2. The process of claim 1, further comprising the step of utilizing the produced catalyst to produce carbon nanofibers from mixtures of carbon containing precursor, hydrogen, and inert diluent at temperatures of 500-700° C.

3. The process of claim 2, wherein the carbon containing precursor comprises CO, methane, acetylene, ethane, ethylene, benzene, alkylbenzenes, alcohols and higher alkanes and cycloalkanes.

4. A process for producing a catalyst for use in synthesizing carbon nanofibers, comprising the following steps: a. providing a metal oxide; b. heating the metal oxide under 20% hydrogen gas to 450 degrees C.; c. holding the temperature for 30 minutes; d. exposing the catalyst to 5-40% CO for 30 minutes; e. allowing the catalyst to cool to approximately room temperature.

5. The process of claim 4, wherein the resulting catalyst is used to synthesize carbon fibers at 550-600 degrees C. for two hours.

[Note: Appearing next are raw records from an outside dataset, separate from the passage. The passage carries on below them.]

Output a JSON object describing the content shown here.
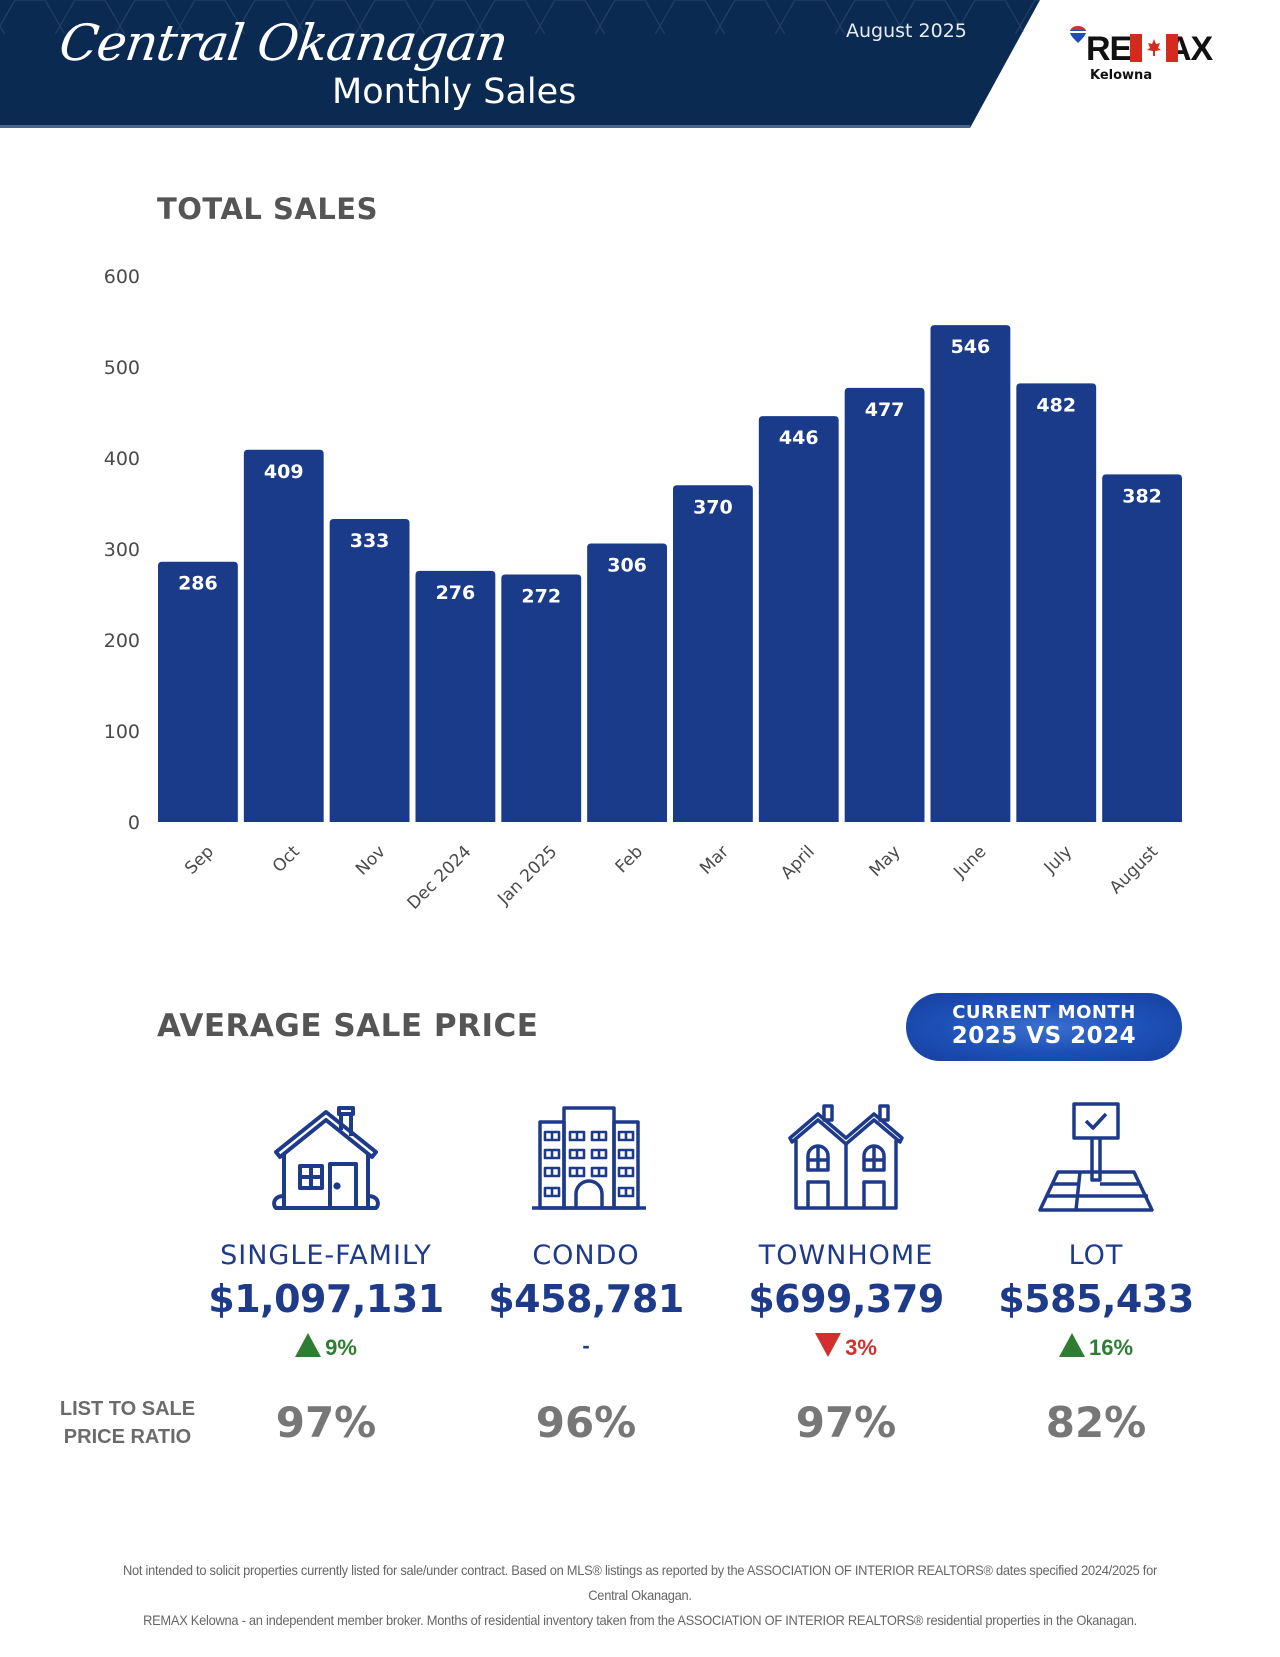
{
  "header": {
    "script_title": "Central Okanagan",
    "title": "Monthly Sales",
    "date": "August 2025",
    "brand": "RE/MAX",
    "brand_sub": "Kelowna",
    "colors": {
      "navy": "#0b2a52",
      "bar": "#1a3a8a"
    }
  },
  "total_sales": {
    "title": "TOTAL SALES"
  },
  "chart_data": {
    "type": "bar",
    "title": "TOTAL SALES",
    "xlabel": "",
    "ylabel": "",
    "categories": [
      "Sep",
      "Oct",
      "Nov",
      "Dec 2024",
      "Jan 2025",
      "Feb",
      "Mar",
      "April",
      "May",
      "June",
      "July",
      "August"
    ],
    "values": [
      286,
      409,
      333,
      276,
      272,
      306,
      370,
      446,
      477,
      546,
      482,
      382
    ],
    "ylim": [
      0,
      600
    ],
    "yticks": [
      0,
      100,
      200,
      300,
      400,
      500,
      600
    ],
    "grid": false,
    "data_labels": true,
    "bar_color": "#1a3a8a"
  },
  "average_sale_price": {
    "title": "AVERAGE SALE PRICE",
    "badge": {
      "line1": "CURRENT MONTH",
      "line2": "2025 VS 2024"
    },
    "ratio_label": "LIST TO SALE PRICE RATIO",
    "items": [
      {
        "icon": "house-icon",
        "label": "SINGLE-FAMILY",
        "price": "$1,097,131",
        "change": "9%",
        "direction": "up",
        "ratio": "97%"
      },
      {
        "icon": "condo-building-icon",
        "label": "CONDO",
        "price": "$458,781",
        "change": "-",
        "direction": "flat",
        "ratio": "96%"
      },
      {
        "icon": "townhome-icon",
        "label": "TOWNHOME",
        "price": "$699,379",
        "change": "3%",
        "direction": "down",
        "ratio": "97%"
      },
      {
        "icon": "lot-sign-icon",
        "label": "LOT",
        "price": "$585,433",
        "change": "16%",
        "direction": "up",
        "ratio": "82%"
      }
    ]
  },
  "footer": {
    "line1": "Not intended to solicit properties currently listed for sale/under contract. Based on MLS® listings as reported by the ASSOCIATION OF INTERIOR REALTORS® dates specified 2024/2025 for Central Okanagan.",
    "line2": "REMAX Kelowna - an independent member broker. Months of residential inventory taken from the ASSOCIATION OF INTERIOR REALTORS® residential properties in the Okanagan."
  }
}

6. The process of claim 4, wherein the metal oxide is one selected from a group comprising Fe, Ni, Co, Cu and Mo or mixture of these metal oxides.

7. The process of claim 4, wherein the catalyst is heated to the 450 degrees C. at 5 degrees C./min.

8. The process of claim 4, wherein the catalyst is produced for use in synthesizing carbon nano-fibers.

9. The process of claim 4, wherein the process takes place in a vertical quartz reactor.

10. A process for producing a catalyst for use in synthesizing carbon nanofibers, which produces higher yields, higher reactivity, and preserves the structure of the catalyst, comprising the following steps of heating a metal oxide in around 20% Hydrogen gas to 450 degrees C.; exposing the catalyst to CO gas for around 30 minutes prior to its use in the synthesizing process.

11. A process for continuously producing a catalyst for use in synthesizing carbon nano-fiber materials, which produces higher yields, higher reactivity, and preserves the structure of the catalyst, comprising the following steps: a. heating a metal oxide in around 20% Hydrogen gas to 450 degrees C. in a reactor; b. exposing the catalyst to CO gas for around 30 minutes; c. discharging the catalyst from the reactor and providing a new batch of metal oxide for production of more cataylst.

12. The process of claim 10, wherein the metal oxide is one selected from a group comprising Fe, Ni, Co, Cu, Mo or mixture of these metal oxides.

13. The process of claim 11, wherein the metal oxide is one selected from a group comprising Fe, Ni, Co, Cu, Mo or mixture of these metal oxides.